Lorsqu'on lui a demandé ce qu'elle pensait de la guerre en Iran et de son impact sur le prix de l'essence, elle a répondu qu'elle se souciait davantage du peuple iranien. Mais, a-t-elle ajouté, les États-Unis n'auraient pas dû s'impliquer.

« Honnêtement, je n'aime pas ça du tout », a-t-elle déclaré. « Je comprends qu'ils avaient besoin d'aide, mais n'aurions-nous pas pu trouver un autre moyen d'y parvenir ? »

Le district du nord-ouest de la Géorgie, récemment détenu par la militante d'extrême droite Marjorie Taylor Greene, est résolument conservateur. Mais même là-bas, les électeurs sont inquiets, ce qui offre de nombreuses opportunités au candidat démocrate Shawn Harris.

« Comme les prix de l'essence augmentent, tout devient hors de prix, et ce n'est pas à cause d'autre chose, c'est quelque chose dans lequel nous avons choisi de nous lancer », a déclaré l'agriculteur et brigadier général à la retraite.

« Je pense que je vais gagner plus d'électeurs simplement parce que nous sommes en guerre », a-t-il déclaré. « Et d'ailleurs, ces électeurs ont des fils et des filles qui font la guerre. »

Le président s'est engagé à plusieurs reprises à faire baisser les prix, et lui et son équipe ont montré qu'ils étaient conscients de l'importance de cette question. À la fin de l'année dernière, il a lancé une « tournée de l'accessibilité financière » en Pennsylvanie, mais celle-ci n'a pas vraiment décollé.

Avec les opérations militaires au Venezuela et en Iran qui font la une des journaux depuis plusieurs mois, Trump risque d'être perçu comme un président plus soucieux de laisser son empreinte à travers des interventions étrangères que de régler les problèmes liés aux prix alimentaires nationaux. La Maison Blanche affirmera bien sûr qu'il est capable de mener les deux de front.

Mais avec la hausse des prix de l'essence provoquée par une campagne militaire que, selon les sondages, peu d'Américains souhaitaient vraiment, Trump court un réel risque politique.

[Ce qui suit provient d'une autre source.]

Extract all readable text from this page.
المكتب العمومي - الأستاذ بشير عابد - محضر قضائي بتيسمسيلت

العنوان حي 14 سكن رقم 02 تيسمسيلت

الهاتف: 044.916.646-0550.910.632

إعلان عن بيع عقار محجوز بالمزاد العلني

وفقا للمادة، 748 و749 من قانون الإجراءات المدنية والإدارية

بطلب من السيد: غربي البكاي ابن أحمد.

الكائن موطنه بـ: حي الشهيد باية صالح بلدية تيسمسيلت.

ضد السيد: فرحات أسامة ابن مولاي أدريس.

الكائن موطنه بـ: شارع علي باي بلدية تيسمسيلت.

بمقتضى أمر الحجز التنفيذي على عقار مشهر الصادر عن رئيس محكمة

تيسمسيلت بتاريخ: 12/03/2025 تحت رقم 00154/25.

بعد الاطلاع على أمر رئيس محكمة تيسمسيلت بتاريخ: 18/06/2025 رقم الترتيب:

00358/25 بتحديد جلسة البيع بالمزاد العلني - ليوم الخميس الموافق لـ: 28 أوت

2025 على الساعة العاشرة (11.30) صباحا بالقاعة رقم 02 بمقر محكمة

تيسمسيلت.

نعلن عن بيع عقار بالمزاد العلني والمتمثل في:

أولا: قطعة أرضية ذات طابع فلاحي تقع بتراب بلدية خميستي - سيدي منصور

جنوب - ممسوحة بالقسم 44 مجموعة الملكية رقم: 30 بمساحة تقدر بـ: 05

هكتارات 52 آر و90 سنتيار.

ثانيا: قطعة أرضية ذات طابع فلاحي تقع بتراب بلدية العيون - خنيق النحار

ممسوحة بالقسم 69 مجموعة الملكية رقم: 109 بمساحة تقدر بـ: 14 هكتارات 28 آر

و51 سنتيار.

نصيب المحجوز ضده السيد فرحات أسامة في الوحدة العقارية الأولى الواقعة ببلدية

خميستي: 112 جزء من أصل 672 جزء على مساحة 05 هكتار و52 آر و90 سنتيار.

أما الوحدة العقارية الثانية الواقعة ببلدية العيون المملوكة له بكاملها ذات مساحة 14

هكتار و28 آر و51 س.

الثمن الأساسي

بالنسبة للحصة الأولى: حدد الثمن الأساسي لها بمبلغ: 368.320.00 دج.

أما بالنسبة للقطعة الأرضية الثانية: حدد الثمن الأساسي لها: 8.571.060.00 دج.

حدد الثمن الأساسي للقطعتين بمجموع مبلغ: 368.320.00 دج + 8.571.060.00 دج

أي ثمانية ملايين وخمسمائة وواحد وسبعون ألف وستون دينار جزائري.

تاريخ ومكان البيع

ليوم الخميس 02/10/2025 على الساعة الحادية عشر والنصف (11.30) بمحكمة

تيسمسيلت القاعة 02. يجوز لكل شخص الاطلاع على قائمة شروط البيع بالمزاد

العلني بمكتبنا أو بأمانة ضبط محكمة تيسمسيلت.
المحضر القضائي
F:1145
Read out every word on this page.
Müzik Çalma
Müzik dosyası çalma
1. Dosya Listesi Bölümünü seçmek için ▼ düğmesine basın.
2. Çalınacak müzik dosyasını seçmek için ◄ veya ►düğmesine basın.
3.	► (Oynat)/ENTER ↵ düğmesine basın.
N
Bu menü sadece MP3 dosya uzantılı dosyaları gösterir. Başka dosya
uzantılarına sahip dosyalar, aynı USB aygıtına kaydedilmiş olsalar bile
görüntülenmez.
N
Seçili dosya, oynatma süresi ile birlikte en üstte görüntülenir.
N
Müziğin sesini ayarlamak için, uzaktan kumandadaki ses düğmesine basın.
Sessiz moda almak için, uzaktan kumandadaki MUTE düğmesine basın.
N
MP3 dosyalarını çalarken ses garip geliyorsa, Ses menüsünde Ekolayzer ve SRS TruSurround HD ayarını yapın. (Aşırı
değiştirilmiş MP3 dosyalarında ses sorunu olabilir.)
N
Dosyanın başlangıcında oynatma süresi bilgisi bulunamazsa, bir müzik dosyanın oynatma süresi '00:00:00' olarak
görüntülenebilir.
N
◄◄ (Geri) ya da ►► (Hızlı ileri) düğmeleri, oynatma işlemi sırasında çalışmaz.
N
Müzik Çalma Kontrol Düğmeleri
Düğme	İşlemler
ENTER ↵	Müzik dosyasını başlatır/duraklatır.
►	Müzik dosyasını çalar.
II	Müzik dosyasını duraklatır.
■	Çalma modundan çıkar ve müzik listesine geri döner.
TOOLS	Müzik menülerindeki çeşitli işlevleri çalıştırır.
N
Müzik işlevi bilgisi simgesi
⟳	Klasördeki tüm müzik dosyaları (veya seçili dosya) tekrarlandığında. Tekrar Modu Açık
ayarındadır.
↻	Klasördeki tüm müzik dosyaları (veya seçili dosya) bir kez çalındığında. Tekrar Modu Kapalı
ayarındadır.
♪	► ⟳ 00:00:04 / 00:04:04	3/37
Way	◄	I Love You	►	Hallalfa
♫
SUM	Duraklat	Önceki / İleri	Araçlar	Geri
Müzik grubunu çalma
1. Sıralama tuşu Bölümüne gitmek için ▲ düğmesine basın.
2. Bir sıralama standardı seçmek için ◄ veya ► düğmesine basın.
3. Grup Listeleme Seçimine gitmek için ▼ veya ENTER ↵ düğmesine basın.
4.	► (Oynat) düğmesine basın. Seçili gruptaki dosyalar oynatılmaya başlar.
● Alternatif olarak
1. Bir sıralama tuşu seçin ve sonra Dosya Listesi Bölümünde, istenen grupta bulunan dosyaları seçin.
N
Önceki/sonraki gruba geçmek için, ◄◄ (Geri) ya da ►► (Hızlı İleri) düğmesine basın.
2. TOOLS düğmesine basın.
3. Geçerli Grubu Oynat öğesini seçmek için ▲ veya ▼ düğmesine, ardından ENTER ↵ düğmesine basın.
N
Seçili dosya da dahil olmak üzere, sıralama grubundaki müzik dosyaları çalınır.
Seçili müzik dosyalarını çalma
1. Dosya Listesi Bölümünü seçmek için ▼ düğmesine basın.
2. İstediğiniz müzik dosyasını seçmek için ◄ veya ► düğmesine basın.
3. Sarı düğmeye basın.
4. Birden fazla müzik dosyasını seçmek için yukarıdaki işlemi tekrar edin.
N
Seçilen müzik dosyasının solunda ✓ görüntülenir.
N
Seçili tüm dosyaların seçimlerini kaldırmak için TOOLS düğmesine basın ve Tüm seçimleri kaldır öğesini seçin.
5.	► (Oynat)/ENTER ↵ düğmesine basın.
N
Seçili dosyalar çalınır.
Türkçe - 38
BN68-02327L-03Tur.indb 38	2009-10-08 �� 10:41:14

Lundi soir, il a évoqué le « formidable succès » remporté jusqu'à présent par l'armée américaine dans sa campagne. Il a énuméré les victoires remportées : la marine iranienne a été coulée, son armée de l'air détruite et ses radars et équipements antiaériens mis hors service.

La guerre, cependant, ne se résume pas à des missiles lancés, des bombes larguées et des cibles détruites.

Le prix de cette guerre – mesuré en termes de dommages causés à l'économie mondiale et américaine, et en termes de coûts politiques pour Trump et ses collègues républicains – commence seulement à se dessiner.

Et en cette année qui pourrait bien définir le second mandat de Trump, le public américain n'a pas encore rendu son verdict final.

Avec des informations supplémentaires fournies par Kayla Epstein en Géorgie.